“There are families who tell you: thank you because it’s been three years since we left the hospital… This alone tells you why.” Ramon Marsal, president of the Port Aventura Foundation, the soul of Dreams Village, tells it in a broken, emotional voice. The project was born almost five years ago to provide accommodation for families with seriously ill children in the amusement park. The success, resounding and in every sense, has encouraged its supporters to practically double the reception space, going from six to ten houses: from being able to receive 280 families a year to a total of 420.

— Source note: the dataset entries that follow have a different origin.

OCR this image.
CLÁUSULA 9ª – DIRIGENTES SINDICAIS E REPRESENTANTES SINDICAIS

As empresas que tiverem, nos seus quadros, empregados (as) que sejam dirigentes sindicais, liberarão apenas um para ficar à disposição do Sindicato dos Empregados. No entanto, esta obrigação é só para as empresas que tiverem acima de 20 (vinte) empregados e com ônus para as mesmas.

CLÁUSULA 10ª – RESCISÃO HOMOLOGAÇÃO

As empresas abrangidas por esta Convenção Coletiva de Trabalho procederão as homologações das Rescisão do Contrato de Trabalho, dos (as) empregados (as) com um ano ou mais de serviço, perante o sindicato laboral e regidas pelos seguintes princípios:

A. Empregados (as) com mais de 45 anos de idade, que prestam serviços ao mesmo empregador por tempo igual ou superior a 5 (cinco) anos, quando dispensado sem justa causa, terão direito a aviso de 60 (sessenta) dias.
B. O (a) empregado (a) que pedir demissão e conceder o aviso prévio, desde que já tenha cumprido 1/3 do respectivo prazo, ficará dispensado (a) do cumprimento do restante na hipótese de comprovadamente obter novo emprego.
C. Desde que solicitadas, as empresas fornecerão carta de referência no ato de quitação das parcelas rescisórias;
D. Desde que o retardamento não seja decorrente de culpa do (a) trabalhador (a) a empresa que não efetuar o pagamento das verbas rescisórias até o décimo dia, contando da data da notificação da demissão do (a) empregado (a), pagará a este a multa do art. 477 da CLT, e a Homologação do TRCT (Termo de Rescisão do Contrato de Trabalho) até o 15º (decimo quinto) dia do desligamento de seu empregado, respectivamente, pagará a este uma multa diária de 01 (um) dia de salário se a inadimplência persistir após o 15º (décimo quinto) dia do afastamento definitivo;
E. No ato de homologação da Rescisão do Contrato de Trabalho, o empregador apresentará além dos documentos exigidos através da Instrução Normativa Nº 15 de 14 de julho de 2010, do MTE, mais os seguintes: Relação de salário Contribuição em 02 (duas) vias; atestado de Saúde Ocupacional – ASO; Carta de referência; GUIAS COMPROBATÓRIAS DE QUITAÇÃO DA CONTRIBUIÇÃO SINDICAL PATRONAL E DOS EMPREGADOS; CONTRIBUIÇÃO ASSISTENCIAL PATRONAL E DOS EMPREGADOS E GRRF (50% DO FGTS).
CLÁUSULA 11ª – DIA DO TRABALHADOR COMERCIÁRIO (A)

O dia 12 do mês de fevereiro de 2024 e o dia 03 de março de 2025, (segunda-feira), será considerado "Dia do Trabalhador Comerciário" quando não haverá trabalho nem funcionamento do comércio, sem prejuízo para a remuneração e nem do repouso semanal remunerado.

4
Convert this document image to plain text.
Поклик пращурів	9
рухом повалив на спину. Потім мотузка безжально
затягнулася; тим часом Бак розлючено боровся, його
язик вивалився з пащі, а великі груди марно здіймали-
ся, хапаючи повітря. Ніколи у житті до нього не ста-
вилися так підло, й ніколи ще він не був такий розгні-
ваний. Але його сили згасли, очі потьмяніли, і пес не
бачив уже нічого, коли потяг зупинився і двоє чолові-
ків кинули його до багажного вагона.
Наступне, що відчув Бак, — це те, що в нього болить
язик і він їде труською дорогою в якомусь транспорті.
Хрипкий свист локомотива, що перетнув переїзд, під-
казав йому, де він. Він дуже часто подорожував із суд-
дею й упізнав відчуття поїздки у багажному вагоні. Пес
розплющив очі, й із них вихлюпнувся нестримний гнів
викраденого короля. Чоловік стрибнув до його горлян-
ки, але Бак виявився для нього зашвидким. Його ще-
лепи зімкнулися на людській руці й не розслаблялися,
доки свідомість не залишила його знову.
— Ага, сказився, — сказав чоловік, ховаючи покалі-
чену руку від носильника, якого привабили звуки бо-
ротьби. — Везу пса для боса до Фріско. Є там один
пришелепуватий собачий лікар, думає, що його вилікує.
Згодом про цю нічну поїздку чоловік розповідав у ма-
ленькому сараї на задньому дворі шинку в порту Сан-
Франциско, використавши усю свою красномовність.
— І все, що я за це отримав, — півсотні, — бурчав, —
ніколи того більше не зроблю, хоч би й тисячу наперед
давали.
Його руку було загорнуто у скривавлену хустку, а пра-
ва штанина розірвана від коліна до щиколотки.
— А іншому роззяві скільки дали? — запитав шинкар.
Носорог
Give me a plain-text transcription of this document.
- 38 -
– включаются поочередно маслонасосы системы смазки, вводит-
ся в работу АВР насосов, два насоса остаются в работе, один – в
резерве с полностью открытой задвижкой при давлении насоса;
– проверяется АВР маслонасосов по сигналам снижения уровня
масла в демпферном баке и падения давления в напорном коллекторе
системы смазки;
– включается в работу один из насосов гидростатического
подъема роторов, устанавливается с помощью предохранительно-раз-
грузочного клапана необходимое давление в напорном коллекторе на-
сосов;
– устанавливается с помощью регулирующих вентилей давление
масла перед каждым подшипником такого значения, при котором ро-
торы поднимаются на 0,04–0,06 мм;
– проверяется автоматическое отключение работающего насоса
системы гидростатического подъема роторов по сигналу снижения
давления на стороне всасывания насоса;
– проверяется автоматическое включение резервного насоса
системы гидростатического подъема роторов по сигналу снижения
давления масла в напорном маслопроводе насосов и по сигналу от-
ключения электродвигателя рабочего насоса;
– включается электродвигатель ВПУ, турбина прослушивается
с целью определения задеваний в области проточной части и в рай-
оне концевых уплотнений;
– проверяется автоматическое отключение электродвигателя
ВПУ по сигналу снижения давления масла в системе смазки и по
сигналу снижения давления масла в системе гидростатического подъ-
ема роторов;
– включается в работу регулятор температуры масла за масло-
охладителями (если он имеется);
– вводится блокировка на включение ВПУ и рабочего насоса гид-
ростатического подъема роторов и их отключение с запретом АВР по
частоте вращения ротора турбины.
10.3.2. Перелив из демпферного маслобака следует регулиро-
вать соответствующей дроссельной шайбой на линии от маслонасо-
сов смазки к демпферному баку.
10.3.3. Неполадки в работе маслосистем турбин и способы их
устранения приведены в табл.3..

“I feel like it was the happiest week of my life since I was diagnosed with the disease. I have missed too many things,” says Helena Philomene Dahzogbo, 16, with an overwhelming maturity. She was one of the more than a thousand people, including mothers, fathers, sick children and her siblings, who lived in the Dreams Village. “It was a dream,” says her mother, Jeannette Yehouenou. And she adds: “They tell you come, enjoy and forget that your daughter is sick…. and that’s how it happened.”

Sleep and eat with a view of Shambala or Dragon Khan to temporarily forget suffering, as part of medical treatment from a psychological point of view.

The fact that the little ones at home are seriously ill necessarily entails a lot of anguish and suffering, say the experts who advise the project. Port Aventura invented space as a place to recharge energy, disconnect from the hospital and doctors.

The selection of sick minors and their families has been done, from the beginning, in 2019, by three reference hospitals in the matter: Vall d’Hebron and Sant Joan de Déu, in Barcelona, ??and the Niño Jesús children’s hospital in Madrid.

Their involvement has gone further because at a medical level the project also wants to be pioneering. Vall d’Hebron began a medical study in 2019, in collaboration with the other centers, to try to gauge the impact of the stays on the emotional health of families and patients.

The results have not yet been made public because the pandemic delayed testing for a total of 80 families. The tests are done just before, a week after and after a month and a half. “We are seeing that mood and anxiety improve; It also improves the ability to cope with daily challenges. It serves to recharge your batteries at a level that cannot even be imagined,” highlights Annabella García Morán, clinical psychologist at Vall d’Hebron.

The medical committees choose those who they think can benefit the most, but space is a problem because many are left out. With the aim of being able to accommodate more families, Port Aventura sought alliances for expansion, with an investment of more than two million.

Dreams is designed as a small village of ten houses with common spaces, such as gardens, a sports court sponsored by the Johan Cruyff foundation or an aquatic area. Families relate and share experiences. “You realize that you are not alone, because many times families feel excluded,” says one of the mothers.